Un reproche récurrent porte sur les jugements de valeur dont recèle la science économique et sur les biais des économistes en faveur des marchés. À l’origine de ces critiques, il y a le principe de la main invisible des marchés, doublé de la fiction de l’homo eoconomicus qui se trouvent au cœur de l’édifice de la microéconomie. Dani Rodrik reconnaît que l’égoïsme, la rationalité calculatrice, l’efficience des marchés sont les vertus cardinales pour les économistes [15]. Étant donné les limites de leurs outils conceptuels, l’auteur admet que sur de nombreuses questions de société, les économistes ne peuvent fournir que des réponses partielles.
Un autre élément sur lequel insiste Rodrik, c’est la distinction entre modèle et théorie économique. La théorie englobe le modèle et lui donne un cadre et une cohérence :
« Généralement, un modèle est développé dans le prolongement d’une théorie, dont il est en fait une projection. Parce qu’il fait référence à une gamme plus limitée de situations que la théorie dont il est issu, le modèle est habituellement d’application plus réduite. Le modèle n’est pas un outil explicatif et de généralisation mais il joue un rôle important dans la formulation des théories » (Willett 1996, p. 9).
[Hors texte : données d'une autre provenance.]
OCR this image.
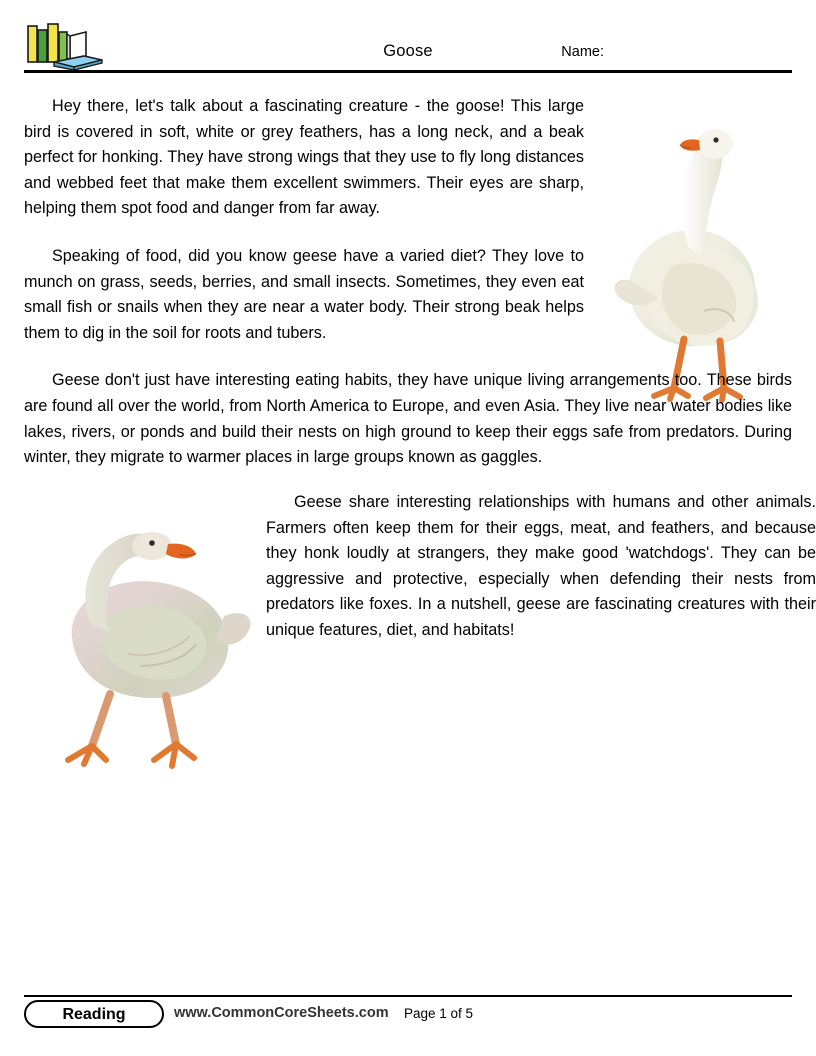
Goose	Name:

Hey there, let's talk about a fascinating creature - the goose! This large bird is covered in soft, white or grey feathers, has a long neck, and a beak perfect for honking. They have strong wings that they use to fly long distances and webbed feet that make them excellent swimmers. Their eyes are sharp, helping them spot food and danger from far away.

Speaking of food, did you know geese have a varied diet? They love to munch on grass, seeds, berries, and small insects. Sometimes, they even eat small fish or snails when they are near a water body. Their strong beak helps them to dig in the soil for roots and tubers.

Geese don't just have interesting eating habits, they have unique living arrangements too. These birds are found all over the world, from North America to Europe, and even Asia. They live near water bodies like lakes, rivers, or ponds and build their nests on high ground to keep their eggs safe from predators. During winter, they migrate to warmer places in large groups known as gaggles.

Geese share interesting relationships with humans and other animals. Farmers often keep them for their eggs, meat, and feathers, and because they honk loudly at strangers, they make good 'watchdogs'. They can be aggressive and protective, especially when defending their nests from predators like foxes. In a nutshell, geese are fascinating creatures with their unique features, diet, and habitats!

Reading	www.CommonCoreSheets.com Page 1 of 5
Ainsi, il est de coutume, en sciences économiques, de distinguer plusieurs théories : la théorie classique, néo-classique, keynésienne, etc. Claude Mouchot (2003) rappelle que chacune de ces théories a donné lieu, au moment de son émergence, à une révolution paradigmatique (révolution marginaliste, révolution keynésienne) au sens de Thomas Kuhn. Il reconnaît cependant – et en ce sens il fait sienne l’analyse de Rodrik sur les progrès de la science économique – que l’adoption d’un nouveau paradigme par les économistes, à la différence de la science physique, ne conduit pas à l’abandon des précédents.
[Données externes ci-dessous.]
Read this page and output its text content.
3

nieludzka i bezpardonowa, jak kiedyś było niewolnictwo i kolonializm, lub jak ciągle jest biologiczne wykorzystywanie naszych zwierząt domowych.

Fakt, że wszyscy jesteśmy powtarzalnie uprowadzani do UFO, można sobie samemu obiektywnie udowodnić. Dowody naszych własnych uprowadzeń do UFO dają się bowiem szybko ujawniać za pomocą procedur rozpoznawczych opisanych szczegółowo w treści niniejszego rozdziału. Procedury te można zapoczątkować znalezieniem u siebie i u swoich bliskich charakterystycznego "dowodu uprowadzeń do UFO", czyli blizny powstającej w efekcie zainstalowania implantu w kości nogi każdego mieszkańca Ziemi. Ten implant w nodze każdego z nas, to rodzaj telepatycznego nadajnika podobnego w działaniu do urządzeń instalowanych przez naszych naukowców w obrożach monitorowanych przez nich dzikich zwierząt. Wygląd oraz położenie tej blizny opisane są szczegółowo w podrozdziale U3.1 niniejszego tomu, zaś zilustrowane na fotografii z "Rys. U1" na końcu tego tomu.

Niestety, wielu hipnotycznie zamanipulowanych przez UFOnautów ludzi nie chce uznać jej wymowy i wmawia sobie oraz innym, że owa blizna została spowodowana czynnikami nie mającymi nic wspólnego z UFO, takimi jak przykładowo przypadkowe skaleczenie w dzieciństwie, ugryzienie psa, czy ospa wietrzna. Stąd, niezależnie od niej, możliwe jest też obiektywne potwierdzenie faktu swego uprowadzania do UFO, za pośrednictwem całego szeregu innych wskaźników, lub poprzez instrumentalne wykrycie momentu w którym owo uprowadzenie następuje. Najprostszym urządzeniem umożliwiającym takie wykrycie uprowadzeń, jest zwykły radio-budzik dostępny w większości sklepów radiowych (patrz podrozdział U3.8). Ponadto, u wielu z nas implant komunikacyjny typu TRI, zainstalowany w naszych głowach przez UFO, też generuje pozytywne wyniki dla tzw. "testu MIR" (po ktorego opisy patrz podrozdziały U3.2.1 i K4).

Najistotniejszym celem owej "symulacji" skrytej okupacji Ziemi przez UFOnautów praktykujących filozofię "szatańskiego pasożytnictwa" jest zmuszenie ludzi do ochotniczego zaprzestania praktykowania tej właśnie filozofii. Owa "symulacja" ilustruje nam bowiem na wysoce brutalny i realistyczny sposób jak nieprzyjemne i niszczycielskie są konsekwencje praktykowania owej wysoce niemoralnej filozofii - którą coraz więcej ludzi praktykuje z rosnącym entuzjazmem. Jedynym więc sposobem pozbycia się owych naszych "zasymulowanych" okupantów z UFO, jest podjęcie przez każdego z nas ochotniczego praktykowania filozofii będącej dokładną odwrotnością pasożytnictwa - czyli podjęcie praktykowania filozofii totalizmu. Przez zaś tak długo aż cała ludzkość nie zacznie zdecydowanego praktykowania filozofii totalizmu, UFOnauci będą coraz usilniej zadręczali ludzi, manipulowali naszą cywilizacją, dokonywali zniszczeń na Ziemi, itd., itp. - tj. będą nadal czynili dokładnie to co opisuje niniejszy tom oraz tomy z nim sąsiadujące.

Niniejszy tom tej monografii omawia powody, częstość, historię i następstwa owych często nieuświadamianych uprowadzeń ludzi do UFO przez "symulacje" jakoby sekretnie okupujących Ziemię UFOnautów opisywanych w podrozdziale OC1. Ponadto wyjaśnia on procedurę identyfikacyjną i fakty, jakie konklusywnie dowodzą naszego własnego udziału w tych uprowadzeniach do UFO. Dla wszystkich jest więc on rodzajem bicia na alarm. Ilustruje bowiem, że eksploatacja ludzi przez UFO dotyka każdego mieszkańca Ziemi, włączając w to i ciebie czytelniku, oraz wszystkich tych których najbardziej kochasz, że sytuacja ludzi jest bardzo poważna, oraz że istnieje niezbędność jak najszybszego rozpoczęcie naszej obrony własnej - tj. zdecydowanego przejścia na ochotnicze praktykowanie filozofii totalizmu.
Le discours de la science économique n’est donc pas unifié, mais pluriel. Loin de certains fondamentalismes, Dani Rodrik défend une posture scientifique très prudente : « Les théories économiques générales ne sont rien de plus qu’un étayage pour des contingences empiriques. Elles sont un moyen d’organiser nos pensées davantage que des cadres explicatifs indépendants » (p. 104). Cette attitude est cohérente avec l’idée que l’auteur se fait des modèles économiques. Ces derniers produisent des connaissances nécessairement limitées. Si la situation étudiée est complexe, le modèle ne livre qu’une explication partielle de celle-ci. Cette attitude lucide et nuancée contraste avec celle, dogmatique, de nombre d’économistes qui considèrent que « seule la théorie dominante (néo-classique) constitue la science économique, toutes les autres approches étant au mieux non scientifiques, au pire nulles et non avenues » (Mouchot 2013, p. 127).